On Anxiety’s Kiss, punk veterans Coliseum are back with a heavy, dark, melodic new album. The band’s maturity and experience are evident here even to someone who, like this reviewer, was woefully ignorant of their music until now. If you, like me, have somehow stayed in the dark about Coliseum this long, this album is a fine entry point. Unfortunately, my outsider status means I can’t comment on how long-time fans might find this release. It's hard for me to imagine that they would be displeased.
Anxiety’s Kiss is a taut, no-filler kind of album. Every song makes a solid impression. The sound is a blend of post-hardcore with post-punk, and while the ratio of each varies from track to track, there’s a nice consistency in how the album explores the space between these two genres.
The first four tracks lean more to the Fugazi-esque side, with lots of powerful riffs, bouncy bass, and earnest shouting. “Wrong Goodbye” might be the best of this bunch. Lean and super hooky, it’s a bass showcase with restrained guitar and arrestingly distorted vocals.

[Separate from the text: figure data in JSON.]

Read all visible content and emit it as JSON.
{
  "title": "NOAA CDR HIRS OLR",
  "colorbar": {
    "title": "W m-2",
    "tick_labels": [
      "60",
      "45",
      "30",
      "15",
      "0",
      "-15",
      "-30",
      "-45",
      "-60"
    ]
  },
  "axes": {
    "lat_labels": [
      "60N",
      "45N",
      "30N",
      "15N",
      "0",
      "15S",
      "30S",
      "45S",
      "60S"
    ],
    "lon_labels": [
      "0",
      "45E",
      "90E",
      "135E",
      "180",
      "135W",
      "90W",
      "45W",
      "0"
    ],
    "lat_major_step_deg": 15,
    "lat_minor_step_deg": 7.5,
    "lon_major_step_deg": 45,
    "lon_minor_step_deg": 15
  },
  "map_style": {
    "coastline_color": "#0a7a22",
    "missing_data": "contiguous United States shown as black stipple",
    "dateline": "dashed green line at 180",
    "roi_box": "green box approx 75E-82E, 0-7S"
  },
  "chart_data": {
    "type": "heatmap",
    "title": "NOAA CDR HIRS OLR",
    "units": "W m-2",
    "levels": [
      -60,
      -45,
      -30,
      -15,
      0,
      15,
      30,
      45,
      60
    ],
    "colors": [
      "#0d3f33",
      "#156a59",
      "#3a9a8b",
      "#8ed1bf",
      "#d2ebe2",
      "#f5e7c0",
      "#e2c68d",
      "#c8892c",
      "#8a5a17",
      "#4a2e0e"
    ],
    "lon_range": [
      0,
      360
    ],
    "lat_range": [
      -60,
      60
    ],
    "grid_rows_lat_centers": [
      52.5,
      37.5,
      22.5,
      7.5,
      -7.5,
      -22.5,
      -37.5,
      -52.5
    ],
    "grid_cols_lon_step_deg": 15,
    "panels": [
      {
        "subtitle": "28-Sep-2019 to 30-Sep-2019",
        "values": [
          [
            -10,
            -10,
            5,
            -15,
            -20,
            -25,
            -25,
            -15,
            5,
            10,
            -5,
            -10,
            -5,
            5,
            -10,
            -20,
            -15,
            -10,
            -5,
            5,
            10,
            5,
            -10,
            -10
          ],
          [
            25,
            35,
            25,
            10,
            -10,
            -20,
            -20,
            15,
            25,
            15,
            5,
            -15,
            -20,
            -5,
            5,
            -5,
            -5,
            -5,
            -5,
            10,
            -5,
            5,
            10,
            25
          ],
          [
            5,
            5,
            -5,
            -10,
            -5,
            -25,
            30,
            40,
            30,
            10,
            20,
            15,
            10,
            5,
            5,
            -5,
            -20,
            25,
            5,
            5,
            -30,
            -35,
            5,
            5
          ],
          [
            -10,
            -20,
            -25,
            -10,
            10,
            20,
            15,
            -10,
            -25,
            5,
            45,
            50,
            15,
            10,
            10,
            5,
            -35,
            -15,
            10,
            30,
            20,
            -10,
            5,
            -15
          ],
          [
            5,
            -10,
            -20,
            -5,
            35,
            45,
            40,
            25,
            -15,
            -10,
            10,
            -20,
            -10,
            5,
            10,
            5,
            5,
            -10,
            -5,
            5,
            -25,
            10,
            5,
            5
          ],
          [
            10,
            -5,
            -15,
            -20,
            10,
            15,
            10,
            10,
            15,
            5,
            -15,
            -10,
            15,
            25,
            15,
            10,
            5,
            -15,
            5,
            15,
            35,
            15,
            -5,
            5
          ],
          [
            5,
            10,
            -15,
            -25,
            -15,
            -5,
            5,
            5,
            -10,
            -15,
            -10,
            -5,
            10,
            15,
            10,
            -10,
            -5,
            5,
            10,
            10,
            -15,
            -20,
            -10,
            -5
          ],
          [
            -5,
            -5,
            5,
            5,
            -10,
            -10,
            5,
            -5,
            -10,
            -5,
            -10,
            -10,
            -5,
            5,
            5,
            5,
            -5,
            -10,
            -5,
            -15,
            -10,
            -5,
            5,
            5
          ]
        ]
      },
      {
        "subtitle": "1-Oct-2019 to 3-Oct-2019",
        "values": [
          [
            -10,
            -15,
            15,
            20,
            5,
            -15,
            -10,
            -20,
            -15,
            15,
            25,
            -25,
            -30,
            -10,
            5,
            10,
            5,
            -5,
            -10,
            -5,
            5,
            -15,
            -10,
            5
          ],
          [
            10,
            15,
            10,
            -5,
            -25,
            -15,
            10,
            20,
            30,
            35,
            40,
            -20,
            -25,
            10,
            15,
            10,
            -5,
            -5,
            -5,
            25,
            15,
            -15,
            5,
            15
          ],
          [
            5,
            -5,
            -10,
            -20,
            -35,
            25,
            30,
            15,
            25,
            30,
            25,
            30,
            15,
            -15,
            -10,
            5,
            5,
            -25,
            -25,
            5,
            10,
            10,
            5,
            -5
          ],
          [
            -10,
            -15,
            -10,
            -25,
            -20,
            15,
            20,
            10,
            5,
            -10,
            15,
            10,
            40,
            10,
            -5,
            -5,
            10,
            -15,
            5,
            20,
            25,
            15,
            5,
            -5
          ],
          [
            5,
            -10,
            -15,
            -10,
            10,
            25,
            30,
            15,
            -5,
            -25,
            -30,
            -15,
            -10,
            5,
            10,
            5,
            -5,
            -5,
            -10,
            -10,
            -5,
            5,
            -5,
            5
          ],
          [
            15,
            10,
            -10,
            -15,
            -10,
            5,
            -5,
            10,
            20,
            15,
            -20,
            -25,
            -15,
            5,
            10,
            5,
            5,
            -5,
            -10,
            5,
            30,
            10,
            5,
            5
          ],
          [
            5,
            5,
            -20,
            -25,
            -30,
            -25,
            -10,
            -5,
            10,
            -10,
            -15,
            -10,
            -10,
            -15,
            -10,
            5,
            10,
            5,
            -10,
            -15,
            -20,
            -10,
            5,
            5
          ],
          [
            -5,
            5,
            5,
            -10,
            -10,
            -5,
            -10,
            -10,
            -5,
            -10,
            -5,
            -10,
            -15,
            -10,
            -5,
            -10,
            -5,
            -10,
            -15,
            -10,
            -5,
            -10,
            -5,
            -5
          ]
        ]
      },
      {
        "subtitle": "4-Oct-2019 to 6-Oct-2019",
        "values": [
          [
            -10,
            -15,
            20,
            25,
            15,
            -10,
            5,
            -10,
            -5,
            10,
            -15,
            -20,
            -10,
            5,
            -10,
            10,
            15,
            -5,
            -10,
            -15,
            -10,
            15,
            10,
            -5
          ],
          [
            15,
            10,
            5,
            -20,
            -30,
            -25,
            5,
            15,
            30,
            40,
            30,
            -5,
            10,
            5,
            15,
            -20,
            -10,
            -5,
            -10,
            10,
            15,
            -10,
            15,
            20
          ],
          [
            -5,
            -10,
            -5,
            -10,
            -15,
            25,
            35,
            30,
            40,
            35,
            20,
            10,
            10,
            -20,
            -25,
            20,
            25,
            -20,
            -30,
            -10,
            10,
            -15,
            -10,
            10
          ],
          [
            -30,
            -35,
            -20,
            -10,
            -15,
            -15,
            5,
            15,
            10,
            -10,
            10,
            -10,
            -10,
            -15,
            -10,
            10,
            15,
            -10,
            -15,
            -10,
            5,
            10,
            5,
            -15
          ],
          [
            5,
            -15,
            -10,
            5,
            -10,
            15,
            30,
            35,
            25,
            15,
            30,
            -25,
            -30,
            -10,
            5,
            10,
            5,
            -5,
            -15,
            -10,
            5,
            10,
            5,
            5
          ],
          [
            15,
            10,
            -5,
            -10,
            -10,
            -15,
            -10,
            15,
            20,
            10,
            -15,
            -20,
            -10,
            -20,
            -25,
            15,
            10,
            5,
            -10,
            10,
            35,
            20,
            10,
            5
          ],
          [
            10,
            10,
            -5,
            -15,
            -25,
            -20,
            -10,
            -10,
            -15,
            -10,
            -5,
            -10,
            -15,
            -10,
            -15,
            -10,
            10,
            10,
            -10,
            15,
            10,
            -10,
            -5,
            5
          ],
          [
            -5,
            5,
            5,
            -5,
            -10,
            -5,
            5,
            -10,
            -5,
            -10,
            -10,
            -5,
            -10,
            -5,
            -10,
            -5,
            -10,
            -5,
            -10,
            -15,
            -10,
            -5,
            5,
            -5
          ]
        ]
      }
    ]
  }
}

At tracks five and six, the album takes an abrupt turn for the gothic. “Dark Light of Seduction,” with its lurching, downbeat tempo and dark, jarring guitars, is redolent of The Banshees and Disintegration-era Cure. “Sharp Fangs, Pale Flesh” riffs shamelessly on vampire imagery, it’s sparse guitars and quavering vocals invoking classic deathrock acts like Christian Death and Kommunity FK. It’s a sexy bloodsucker anthem on the level of Concrete Blonde’s “Bloodletting” and I can easily imagine all the spooky black-clad kids getting down to it in the club.
I have to pause here and say that it’s heartwarming to hear a punk band give such an intelligent and heartfelt tribute to goth, a genre often unjustly scorned by punks as being melodramatic and silly.
At track seven, the album gets even more interesting. “Come Down” marks a return to post-hardcore flavor in terms of its heartily shouted and manfully declaimed vocals, but the dark guitar riff and the tom-heavy drumbeat are pure post-punk. “Sunlight in a Snowstorm” is similar, featuring Joy Division-style shuffling beat and jangling guitar on the verse, before returning to more epic and manly punk riffs on the chorus and bridge. “Driver At Dusk” is just plain weird, an eerie soundscape of guitar harmonics and feedback with ominous, mumbled vocals and no beat. “Escape Yr Skull” is bright and fuzzy, a mellow, upbeat closer that nicely resolves the album.
This is an exceptionally strong release by an unusually capable and creative band at their remarkable best.